Non, pas les délits. J’ai beaucoup de tolérance pour la corruption (rires). J’aime beaucoup Talleyrand, Roland Dumas me faisait rigoler… Ce qui m’effrayait, c’est qu’il porte des mouvements extrémistes au pouvoir, comme La Manif pour tous. On sentait chez lui un désir de rupture de droite. Si la rupture de gauche peut être désirable, ce qu’on préfère chez un homme de droite, comme par exemple Juppé, c’est plutôt la continuité (rires). Chacun sa charge. La colère et la rupture sont des vertus de gauche.
Du coup, qui emportait votre adhésion ?
C’était vraiment compliqué de se déterminer. La campagne de Benoît Hamon était assez belle, mais pas très lisible. Le paysage à gauche est quand même très fractionné. Quoi qu’on en pense, Macron a su développer une vision dans le dépassement du bipartisme droite/gauche, de façon plus convaincante que ne l’avait fait Bayrou. Mais Mélenchon a aussi une vraie vision de ce que doit être un nouveau champ politique. C’est bien, ça change.
Avez-vous envisagé, à un moment donné, que le prochain Festival de Cannes se déroulerait dans une France gouvernée par le Front national ?
Gouvernée non, je n’y ai jamais cru.
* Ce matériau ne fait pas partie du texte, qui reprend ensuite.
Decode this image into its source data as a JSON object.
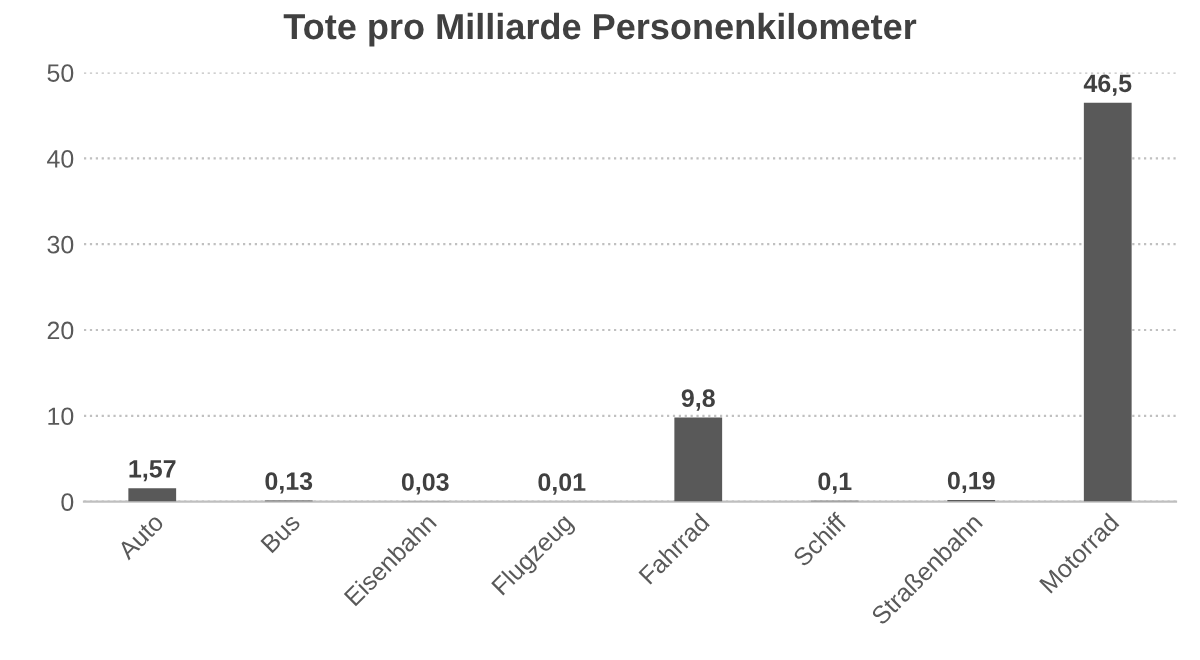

Mais même si le score avait été de 48/52 en faveur de Macron, qui aurait eu le cœur de se déplacer, tout de suite après, pour un festival ? Je me souviens qu’entre les deux tours, en 2002, mon père, qui a été enfant pendant l’Occupation, puis jeune homme pendant la guerre d’Algérie, me disait : “C’est un pays de collabos, un pays de colons… Le score va être de 45/55.” J’essayais de le rassurer. Emmanuel Todd l’a dit en son temps, avant de devenir complètement fou : la France n’est pas un pays raciste. Ce n’est pas pour ça que les gens votent Front national.
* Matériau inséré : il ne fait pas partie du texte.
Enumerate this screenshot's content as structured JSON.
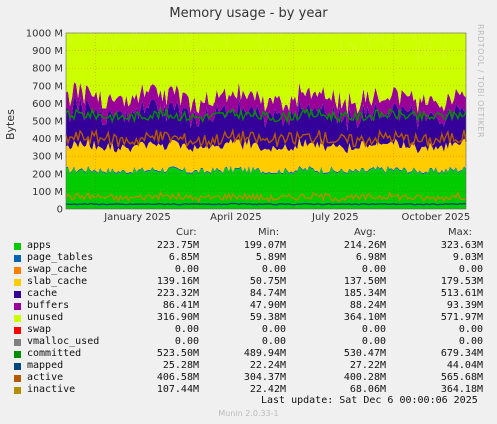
{
  "title": "Memory usage - by year",
  "side_label": "RRDTOOL / TOBI OETIKER",
  "ylabel": "Bytes",
  "legend_headers": [
    "Cur:",
    "Min:",
    "Avg:",
    "Max:"
  ],
  "last_update": "Last update:  Sat Dec  6 00:00:06 2025",
  "version": "Munin 2.0.33-1",
  "chart_data": {
    "type": "area",
    "title": "Memory usage - by year",
    "ylabel": "Bytes",
    "ylim": [
      0,
      1000
    ],
    "y_unit": "M",
    "y_ticks": [
      "0",
      "100 M",
      "200 M",
      "300 M",
      "400 M",
      "500 M",
      "600 M",
      "700 M",
      "800 M",
      "900 M",
      "1000 M"
    ],
    "x_ticks": [
      {
        "label": "January 2025",
        "date": "2025-01-01"
      },
      {
        "label": "April 2025",
        "date": "2025-04-01"
      },
      {
        "label": "July 2025",
        "date": "2025-07-01"
      },
      {
        "label": "October 2025",
        "date": "2025-10-01"
      }
    ],
    "x_range": [
      "2024-12-05",
      "2025-12-06"
    ],
    "grid": true,
    "legend_position": "bottom",
    "stack_order": [
      "apps",
      "page_tables",
      "swap_cache",
      "slab_cache",
      "cache",
      "buffers",
      "unused",
      "swap"
    ],
    "series": [
      {
        "name": "apps",
        "color": "#00cc00",
        "cur": "223.75M",
        "min": "199.07M",
        "avg": "214.26M",
        "max": "323.63M"
      },
      {
        "name": "page_tables",
        "color": "#0066b3",
        "cur": "6.85M",
        "min": "5.89M",
        "avg": "6.98M",
        "max": "9.03M"
      },
      {
        "name": "swap_cache",
        "color": "#ff8000",
        "cur": "0.00",
        "min": "0.00",
        "avg": "0.00",
        "max": "0.00"
      },
      {
        "name": "slab_cache",
        "color": "#ffcc00",
        "cur": "139.16M",
        "min": "50.75M",
        "avg": "137.50M",
        "max": "179.53M"
      },
      {
        "name": "cache",
        "color": "#330099",
        "cur": "223.32M",
        "min": "84.74M",
        "avg": "185.34M",
        "max": "513.61M"
      },
      {
        "name": "buffers",
        "color": "#990099",
        "cur": "86.41M",
        "min": "47.90M",
        "avg": "88.24M",
        "max": "93.39M"
      },
      {
        "name": "unused",
        "color": "#ccff00",
        "cur": "316.90M",
        "min": "59.38M",
        "avg": "364.10M",
        "max": "571.97M"
      },
      {
        "name": "swap",
        "color": "#ff0000",
        "cur": "0.00",
        "min": "0.00",
        "avg": "0.00",
        "max": "0.00"
      },
      {
        "name": "vmalloc_used",
        "color": "#808080",
        "cur": "0.00",
        "min": "0.00",
        "avg": "0.00",
        "max": "0.00"
      },
      {
        "name": "committed",
        "color": "#008f00",
        "cur": "523.50M",
        "min": "489.94M",
        "avg": "530.47M",
        "max": "679.34M"
      },
      {
        "name": "mapped",
        "color": "#00487d",
        "cur": "25.28M",
        "min": "22.24M",
        "avg": "27.22M",
        "max": "44.04M"
      },
      {
        "name": "active",
        "color": "#b35a00",
        "cur": "406.58M",
        "min": "304.37M",
        "avg": "400.28M",
        "max": "565.68M"
      },
      {
        "name": "inactive",
        "color": "#b38f00",
        "cur": "107.44M",
        "min": "22.42M",
        "avg": "68.06M",
        "max": "364.18M"
      }
    ]
  }
}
Quinze ans plus tard, j’ai pu douter, me dire un temps que les choses avaient changé. Alors le score de ce second tour me rassure un peu. Dans l’ensemble, j’ai assez mal vécu cette campagne, j’étais envahi par les informations, les discours, j’ai lu trop de journaux. Mais j’ai lu dans Le Monde un texte de Nicolas Hulot qui m’a paru porté par une grande force d’utopie. Il disait ne pas être contre la mondialisation, à partir du moment qu’on se posait la question de ce qu’on fait des gens qui n’en bénéficient pas. C’est formidable qu’on construise l’Europe, mais qu’est-ce qu’on fait des gens qui en sont victimes ? Et qu’est-ce qu’on fait de la nature, de l’écologie ? Le texte posait un ensemble de conditions et parvenait à transformer la colère en quelque chose d’autre. J’aurais aimé entendre cette parole chez Mélenchon.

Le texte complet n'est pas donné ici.